Monday, February 21, 2011

Palfreeman loses Bulgaria jail appeal

Palfreeman loses Bulgaria jail appeal

A young Australian sentenced to 20 years in prison for murder of a Bulgarian student lost his appeal against both the verdict and the sentence on Monday, with the Sofia appeals court upholding his initial sentence.

Jock Palfreeman, 24, was sentenced in December 2009 for stabbing to death 20-year-old Bulgarian student Andrey Monov and wounding another man in a drunken street brawl in Sofia.

After he was found guilty, Palfreeman filed an appeal, hoping the court might overturn or at least lower his jail term.

On Monday the Sofia Court of Appeal upheld the decision by the Sofia City Court which found Palfreeman guilty of murder with hooliganism.

Sydneysider Palfreeman has always claimed that early in the morning of December 28, 2007 he went to the aid of two Roma whom he says were being attacked by a group of violent and drunk young men.

He claimed that when the attack turned on him, he brought out a knife and began waiving it around to keep the attackers at bay.

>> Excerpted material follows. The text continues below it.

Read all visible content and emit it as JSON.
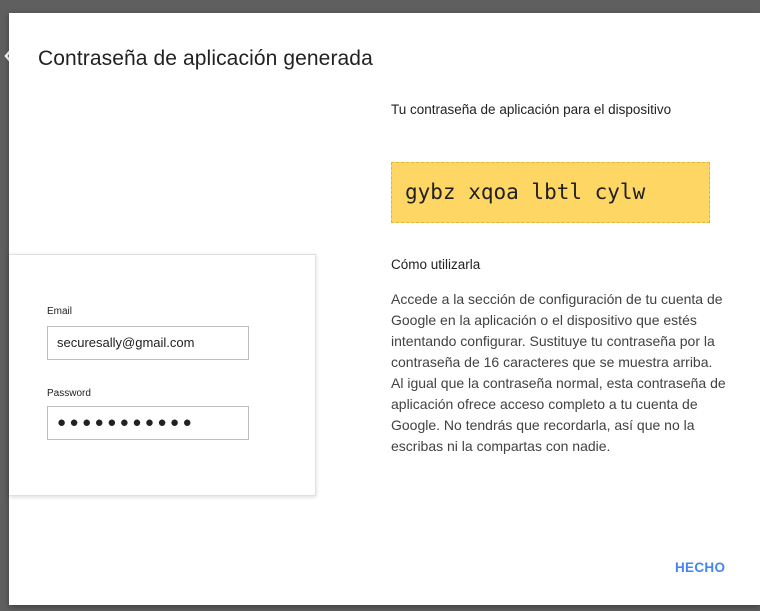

The prosecution and civil claimants argued Palfreeman ran into a group of 15 to 20 young people with the sole intention of killing as many as he could.

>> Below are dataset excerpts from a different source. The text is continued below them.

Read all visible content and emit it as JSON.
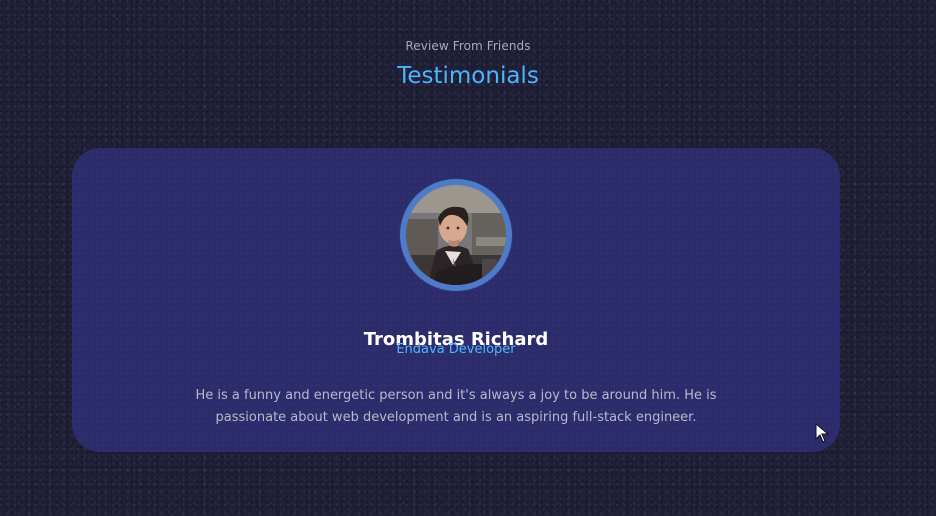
{
  "section": {
    "subtitle": "Review From Friends",
    "title": "Testimonials"
  },
  "testimonial": {
    "name": "Trombitas Richard",
    "role": "Endava Developer",
    "review": "He is a funny and energetic person and it's always a joy to be around him. He is passionate about web development and is an aspiring full-stack engineer."
  },
  "colors": {
    "background": "#1f1f38",
    "card": "#2c2c6c",
    "accent": "#4db5ff",
    "text_light": "#ffffff",
    "text_muted": "#b9b9cc"
  },
  "icons": {
    "cursor": "mouse-pointer-icon"
  }
}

Neutral witnesses supported much of Palfreeman's version of events.

The family of the dead man, Andrei Monov, the injured man Antoan Zahariev and the prosecution appealed the original sentence claiming it was too lenient.

They demanded life without parole, claiming Palfreeman would be a risk to society if released.

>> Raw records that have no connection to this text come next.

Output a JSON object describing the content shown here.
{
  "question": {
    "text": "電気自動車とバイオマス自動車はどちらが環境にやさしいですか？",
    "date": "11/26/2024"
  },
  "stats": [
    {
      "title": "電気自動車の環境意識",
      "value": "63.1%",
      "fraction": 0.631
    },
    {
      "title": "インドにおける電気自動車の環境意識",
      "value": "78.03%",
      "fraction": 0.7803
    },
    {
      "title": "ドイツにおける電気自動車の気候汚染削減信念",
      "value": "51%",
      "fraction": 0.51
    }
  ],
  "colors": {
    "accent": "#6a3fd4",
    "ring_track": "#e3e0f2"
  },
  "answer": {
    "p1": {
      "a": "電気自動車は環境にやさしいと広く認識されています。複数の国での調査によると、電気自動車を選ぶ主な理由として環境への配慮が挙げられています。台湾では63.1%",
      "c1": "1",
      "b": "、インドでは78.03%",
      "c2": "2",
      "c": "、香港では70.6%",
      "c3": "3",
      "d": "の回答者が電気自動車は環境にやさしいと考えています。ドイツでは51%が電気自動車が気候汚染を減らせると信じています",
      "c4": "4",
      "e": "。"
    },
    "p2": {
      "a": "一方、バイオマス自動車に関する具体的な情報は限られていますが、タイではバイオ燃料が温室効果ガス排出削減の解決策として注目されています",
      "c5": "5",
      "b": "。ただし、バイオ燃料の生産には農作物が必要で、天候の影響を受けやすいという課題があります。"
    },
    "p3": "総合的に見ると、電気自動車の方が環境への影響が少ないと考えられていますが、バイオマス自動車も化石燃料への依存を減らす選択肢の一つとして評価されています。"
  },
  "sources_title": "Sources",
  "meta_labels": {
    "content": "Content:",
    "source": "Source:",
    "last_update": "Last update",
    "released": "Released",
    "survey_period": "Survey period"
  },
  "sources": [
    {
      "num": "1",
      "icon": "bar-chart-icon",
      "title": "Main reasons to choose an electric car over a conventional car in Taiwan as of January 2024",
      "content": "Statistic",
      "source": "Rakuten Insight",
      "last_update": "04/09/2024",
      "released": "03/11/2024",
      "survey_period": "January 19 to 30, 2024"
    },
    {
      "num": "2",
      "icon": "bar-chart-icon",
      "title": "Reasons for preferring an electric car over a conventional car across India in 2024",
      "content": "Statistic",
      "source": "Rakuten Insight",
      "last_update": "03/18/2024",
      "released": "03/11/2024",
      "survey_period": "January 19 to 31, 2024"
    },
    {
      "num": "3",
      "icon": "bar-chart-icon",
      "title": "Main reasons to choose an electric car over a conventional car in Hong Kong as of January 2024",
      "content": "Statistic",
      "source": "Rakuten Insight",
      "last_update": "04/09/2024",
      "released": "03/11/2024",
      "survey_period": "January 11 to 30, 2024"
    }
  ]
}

However the prosecution reduced its claim to life when the appeal began in November last year.

The appeal heard that three police and two of the gang members supported elements of Palfreeman's version of events in their police statements given soon after the incident, but changed that when they gave evidence in the first trial.

The detail in the police statements was upheld in the appeal hearings under cross examination.

In its reasons for the verdict, the appeal panel said that it supported the factual evidence as described by the lower instance court.

A response from Bulgaria's largest human rights group, the Bulgarian Helsinki Committee, has been swift.

"Given the evidence on the attack by the group against the two Roma that the court was now able to hear, upholding the conviction as an intentional murder is unjust," said Krassimir Kanev, who came under attack by the father of the dead man in his summary to the Appeal Court for his criticism of the prosecution case.

It is expected that both the defendant and the civil claimants will lodge an appeal to the Supreme Court of Cessation within 14 days.

Belinda Hawkins is currently writing a book about the Palfreeman case.